1.25 gestapelde woning:

een woning die geheel of gedeeltelijk boven/onder een andere woning is gelegen;

1.26 hoofdgebouw:

een of meer panden, of een gedeelte daarvan, dat noodzakelijk is voor de verwezenlijking van de geldende of toekomstige bestemming van een perceel en, indien meer panden of bouwwerken op het perceel aanwezig zijn, gelet op de bestemming het belangrijkst is;

1.27 meetverschil:

het door de feitelijke terreininrichting aanwezig verschil tussen het beloop van lijnen in het veld en een aangegeven bestemmings- of bouwgrens;

1.28 nutsvoorziening:

een voorziening ten behoeve van de telecommunicatie en de gas-, water- en elektriciteitsdistributie, alsmede soortgelijke voorzieningen van openbaar nut, waaronder in ieder geval worden begrepen transformatorhuisjes, pompstations, gemalen, telefooncellen en zendmasten;

1.29 overkapping:

een bijbehorend bouwwerk, bestaande uit een eigen constructie met maximaal één wand;

1.30 peil:
  • a. de bovenkant van de afgewerkte begane grondvloer;
  • b. indien in of op water wordt gebouwd: het Normaal Amsterdams Peil (NAP) of een ander aan te houden waterpeil;
1.31 perceelsgrens:

de scheiding tussen bouwpercelen die niet aan éénzelfde eigenaar behoren dan wel niet door éénzelfde gebruiker worden benut;

1.32 prostitutie:

het zich beschikbaar stellen tot het verrichten van seksuele handelingen met een ander tegen vergoeding;

1.33 seksinrichting:

een voor het publiek toegankelijke besloten ruimte waarin bedrijfsmatig, of in de omvang alsof zij bedrijfsmatig was, seksuele handelingen worden verricht, of vertoningen van erotisch-/pornografische aard plaatsvinden.

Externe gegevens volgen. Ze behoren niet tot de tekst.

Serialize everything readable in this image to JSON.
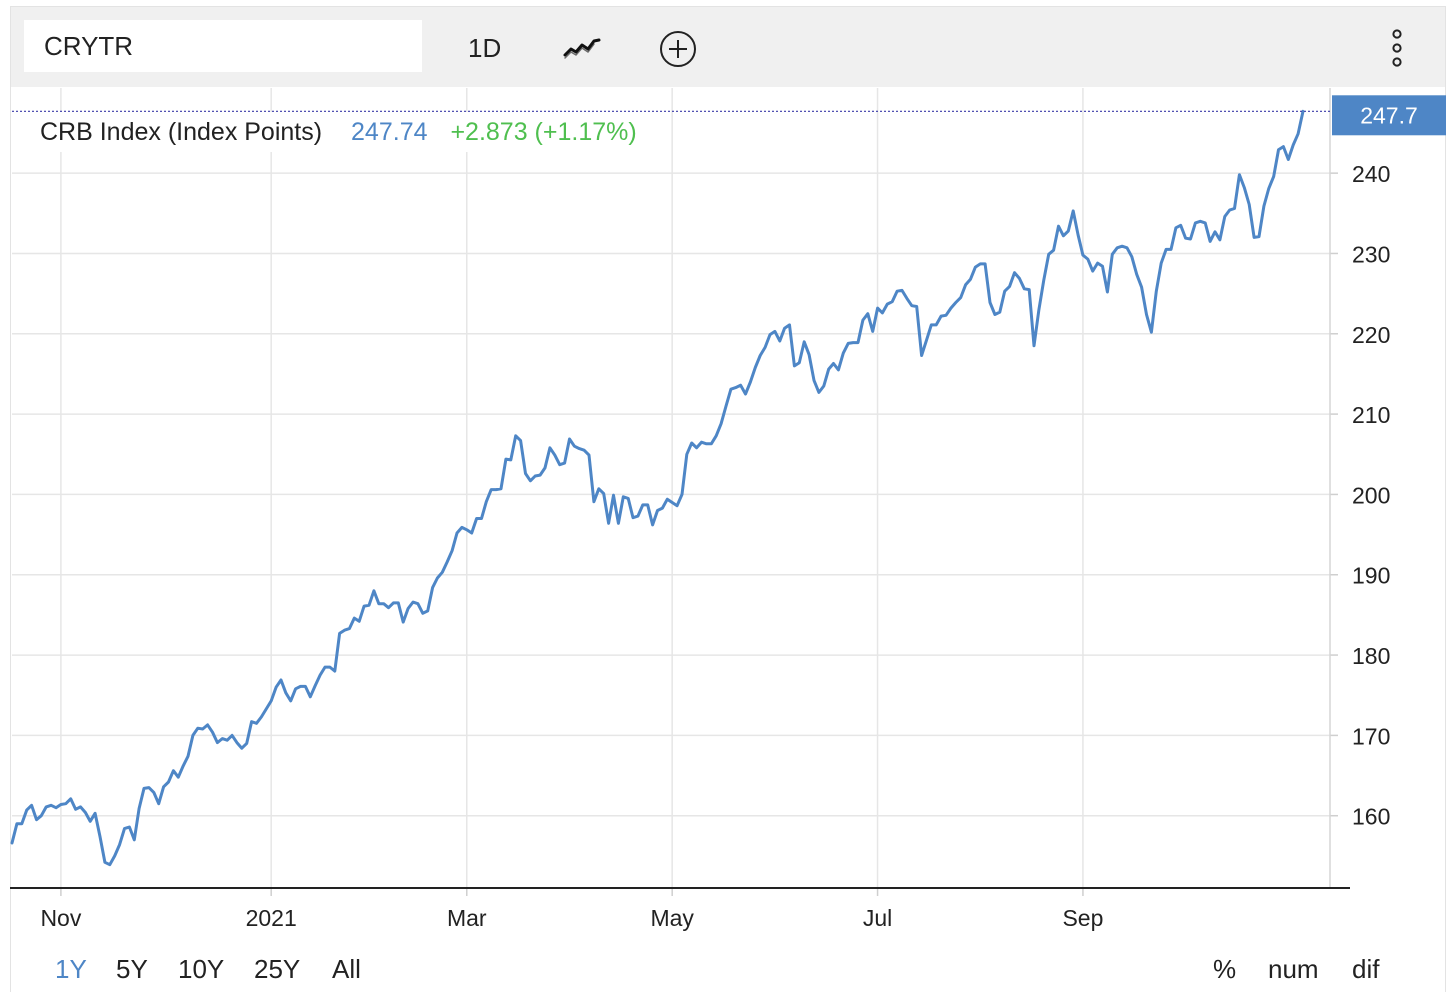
{
  "toolbar": {
    "symbol": "CRYTR",
    "interval_label": "1D",
    "chart_type_icon": "line-chart-icon",
    "add_icon": "plus-circle-icon",
    "more_icon": "vertical-ellipsis-icon"
  },
  "legend": {
    "name": "CRB Index (Index Points)",
    "last": "247.74",
    "change": "+2.873 (+1.17%)"
  },
  "last_price_label": "247.7",
  "colors": {
    "line": "#4e86c6",
    "positive": "#4fbf4f",
    "price_tag": "#4e86c6",
    "toolbar_bg": "#f0f0f0",
    "grid": "#e6e6e6"
  },
  "ranges": [
    "1Y",
    "5Y",
    "10Y",
    "25Y",
    "All"
  ],
  "active_range": "1Y",
  "modes": [
    "%",
    "num",
    "dif"
  ],
  "chart_data": {
    "type": "line",
    "title": "",
    "xlabel": "",
    "ylabel": "",
    "x_unit": "trading day index (0 = first session shown, ~late Oct 2020)",
    "ylim": [
      151,
      250.6
    ],
    "yticks": [
      160,
      170,
      180,
      190,
      200,
      210,
      220,
      230,
      240
    ],
    "xtick_labels": [
      {
        "label": "Nov",
        "x": 10
      },
      {
        "label": "2021",
        "x": 53
      },
      {
        "label": "Mar",
        "x": 93
      },
      {
        "label": "May",
        "x": 135
      },
      {
        "label": "Jul",
        "x": 177
      },
      {
        "label": "Sep",
        "x": 219
      }
    ],
    "grid": true,
    "legend_position": "top-left",
    "series": [
      {
        "name": "CRB Index (Index Points)",
        "values": [
          156.6,
          159,
          159,
          160.7,
          161.3,
          159.5,
          160,
          161.1,
          161.3,
          161,
          161.4,
          161.5,
          162.1,
          160.8,
          161.1,
          160.4,
          159.3,
          160.3,
          157.4,
          154.2,
          153.9,
          155,
          156.4,
          158.4,
          158.6,
          157,
          160.9,
          163.4,
          163.5,
          162.9,
          161.5,
          163.6,
          164.2,
          165.6,
          164.8,
          166.2,
          167.4,
          170,
          170.9,
          170.8,
          171.3,
          170.4,
          169.1,
          169.6,
          169.4,
          170,
          169.1,
          168.4,
          169,
          171.7,
          171.5,
          172.3,
          173.3,
          174.3,
          176,
          176.9,
          175.3,
          174.3,
          175.8,
          176.1,
          176.1,
          174.8,
          176.2,
          177.5,
          178.5,
          178.5,
          178,
          182.7,
          183.1,
          183.3,
          184.6,
          184.2,
          186.1,
          186.2,
          188,
          186.4,
          186.4,
          185.9,
          186.5,
          186.5,
          184.1,
          185.8,
          186.6,
          186.4,
          185.2,
          185.5,
          188.4,
          189.6,
          190.3,
          191.6,
          193,
          195.2,
          195.9,
          195.6,
          195.2,
          197,
          197,
          199.1,
          200.6,
          200.6,
          200.7,
          204.4,
          204.3,
          207.3,
          206.7,
          202.6,
          201.7,
          202.3,
          202.4,
          203.3,
          205.8,
          204.9,
          203.7,
          203.9,
          206.9,
          206,
          205.7,
          205.5,
          204.9,
          199.1,
          200.7,
          200.1,
          196.4,
          199.9,
          196.4,
          199.7,
          199.5,
          197.1,
          197.3,
          198.7,
          198.7,
          196.2,
          198,
          198.3,
          199.4,
          199,
          198.6,
          200,
          205,
          206.4,
          205.8,
          206.5,
          206.3,
          206.3,
          207.3,
          208.8,
          211,
          213.1,
          213.3,
          213.6,
          212.5,
          214,
          215.8,
          217.3,
          218.3,
          219.9,
          220.3,
          219.1,
          220.7,
          221.1,
          216,
          216.4,
          219,
          217.4,
          214.2,
          212.7,
          213.5,
          215.6,
          216.3,
          215.5,
          217.6,
          218.8,
          218.9,
          218.9,
          221.7,
          222.5,
          220.3,
          223.2,
          222.6,
          223.7,
          224,
          225.3,
          225.4,
          224.4,
          223.5,
          223.4,
          217.3,
          219.2,
          221.1,
          221.1,
          222.2,
          222.3,
          223.2,
          223.9,
          224.5,
          226.1,
          226.8,
          228.3,
          228.7,
          228.7,
          223.9,
          222.4,
          222.7,
          225.3,
          225.9,
          227.6,
          226.9,
          225.6,
          225.5,
          218.5,
          223,
          226.7,
          229.9,
          230.4,
          233.4,
          232.2,
          232.8,
          235.3,
          232.3,
          229.8,
          229.3,
          227.8,
          228.8,
          228.4,
          225.2,
          229.9,
          230.7,
          230.9,
          230.7,
          229.6,
          227.4,
          225.8,
          222.4,
          220.2,
          225.3,
          228.8,
          230.5,
          230.5,
          233.2,
          233.5,
          231.9,
          231.8,
          233.8,
          234,
          233.8,
          231.5,
          232.7,
          231.7,
          234.6,
          235.4,
          235.6,
          239.8,
          238.2,
          236.1,
          232,
          232.1,
          235.9,
          238.1,
          239.6,
          242.9,
          243.3,
          241.7,
          243.5,
          244.9,
          247.7
        ]
      }
    ]
  }
}
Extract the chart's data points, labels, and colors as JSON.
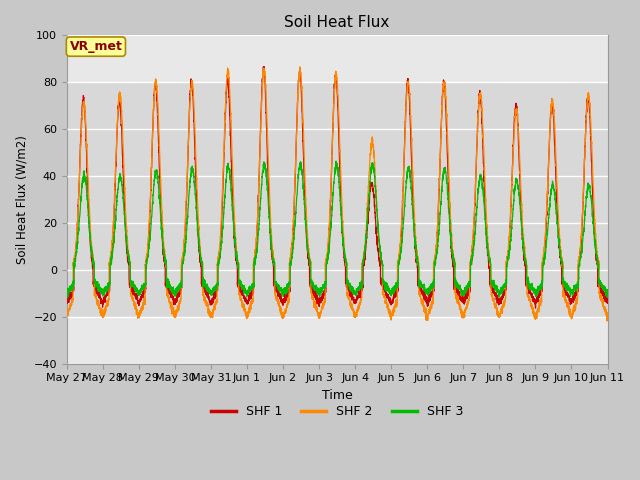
{
  "title": "Soil Heat Flux",
  "ylabel": "Soil Heat Flux (W/m2)",
  "xlabel": "Time",
  "ylim": [
    -40,
    100
  ],
  "legend_labels": [
    "SHF 1",
    "SHF 2",
    "SHF 3"
  ],
  "legend_colors": [
    "#cc0000",
    "#ff8800",
    "#00bb00"
  ],
  "annotation_text": "VR_met",
  "annotation_bg": "#ffff99",
  "annotation_border": "#aa8800",
  "fig_bg": "#c8c8c8",
  "plot_bg": "#e8e8e8",
  "band_bg": "#d8d8d8",
  "yticks": [
    -40,
    -20,
    0,
    20,
    40,
    60,
    80,
    100
  ],
  "x_tick_labels": [
    "May 27",
    "May 28",
    "May 29",
    "May 30",
    "May 31",
    "Jun 1",
    "Jun 2",
    "Jun 3",
    "Jun 4",
    "Jun 5",
    "Jun 6",
    "Jun 7",
    "Jun 8",
    "Jun 9",
    "Jun 10",
    "Jun 11"
  ],
  "days": 15,
  "pts_per_day": 288,
  "shf1_peaks": [
    73,
    72,
    79,
    80,
    80,
    86,
    85,
    83,
    37,
    80,
    80,
    75,
    70,
    71,
    74
  ],
  "shf2_peaks": [
    71,
    75,
    80,
    80,
    85,
    85,
    85,
    83,
    55,
    80,
    80,
    75,
    68,
    72,
    75
  ],
  "shf3_peaks": [
    41,
    40,
    42,
    43,
    44,
    45,
    45,
    45,
    45,
    43,
    43,
    40,
    38,
    36,
    36
  ],
  "shf1_night": -14,
  "shf2_night": -20,
  "shf3_night": -10
}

Onder een seksinrichting wordt in ieder geval verstaan: een prostitutiebedrijf, waaronder begrepen een erotische-massagesalon, een seksbioscoop, een seksautomatenhal, een sekstheater of een parenclub, al dan niet in combinatie met elkaar;

1.34 voorgevelrooilijn:

de denkbeeldige lijn die strak loopt langs de voorgevel van een hoofdgebouw tot aan de perceelsgrenzen; op een hoekperceel wordt de zijgevellijn, die naar de weg of het openbaar groen is gekeerd, ook beschouwd als voorgevelrooilijn;

1.35 vrijstaand bijbehorend bouwwerk:

een niet met het hoofdgebouw verbonden, niet voor bewoning bestemd, bijbehorende bouwwerk;

1.36 weg:

alle voor het openbaar rij- of ander verkeer openstaande wegen of paden, daaronder begrepen de daarin gelegen bruggen en duikers, de tot de wegen of paden behorende bermen en zijkanten, alsmede de aan de weg liggende parkeergelegenheden;

1.37 woning:

een complex van ruimten, geschikt en bestemd voor de huisvesting van niet meer dan één huishouden, waaronder begrepen eventueel gemeenschappelijk gebruik van bepaalde ruimten.

Artikel 2 Wijze van meten

Bij toepassing van deze regels wordt als volgt gemeten:

2.1 de dakhelling:

langs het dakvlak ten opzichte van het horizontale vlak;

2.2 de goothoogte van een bouwwerk:

vanaf het peil tot aan de bovenkant van de goot c.q. de druiplijn, het boeibord, of een daarmee gelijk te stellen constructiedeel;

2.3 de inhoud van een bouwwerk:

tussen de onderzijde van de begane grondvloer, de buitenzijde van de gevels (en/of het hart van de scheidingsmuren) en de buitenzijde van daken en dakkapellen;

2.4 de bouwhoogte van een bouwwerk:

vanaf het peil tot aan het hoogste punt van een gebouw of van een bouwwerk, geen gebouw zijnde, met uitzondering van ondergeschikte bouwonderdelen, zoals schoorstenen, antennes, en naar de aard daarmee gelijk te stellen bouwonderdelen;

2.5 de oppervlakte van een bouwwerk:

tussen de buitenwerkse gevelvlakken en/of het hart van de scheidingsmuren, neerwaarts geprojecteerd op het gemiddelde niveau van het afgewerkte bouwterrein ter plaatse van het bouwwerk;

2.6 het bebouwd oppervlak van een bouwperceel:

de oppervlakte van alle op een bouwperceel gelegen bouwwerken tezamen;

Bij toepassing van het bepaalde ten aanzien van het bouwen worden ondergeschikte bouwonderdelen als plinten, pilasters, kozijnen, gevelversieringen, ventilatiekanalen, schoorstenen, gevel- en kroonlijsten, luifels en balkons buiten beschouwing gelaten, mits de overschrijding van bouwgrenzen niet meer dan 1 meter bedraagt.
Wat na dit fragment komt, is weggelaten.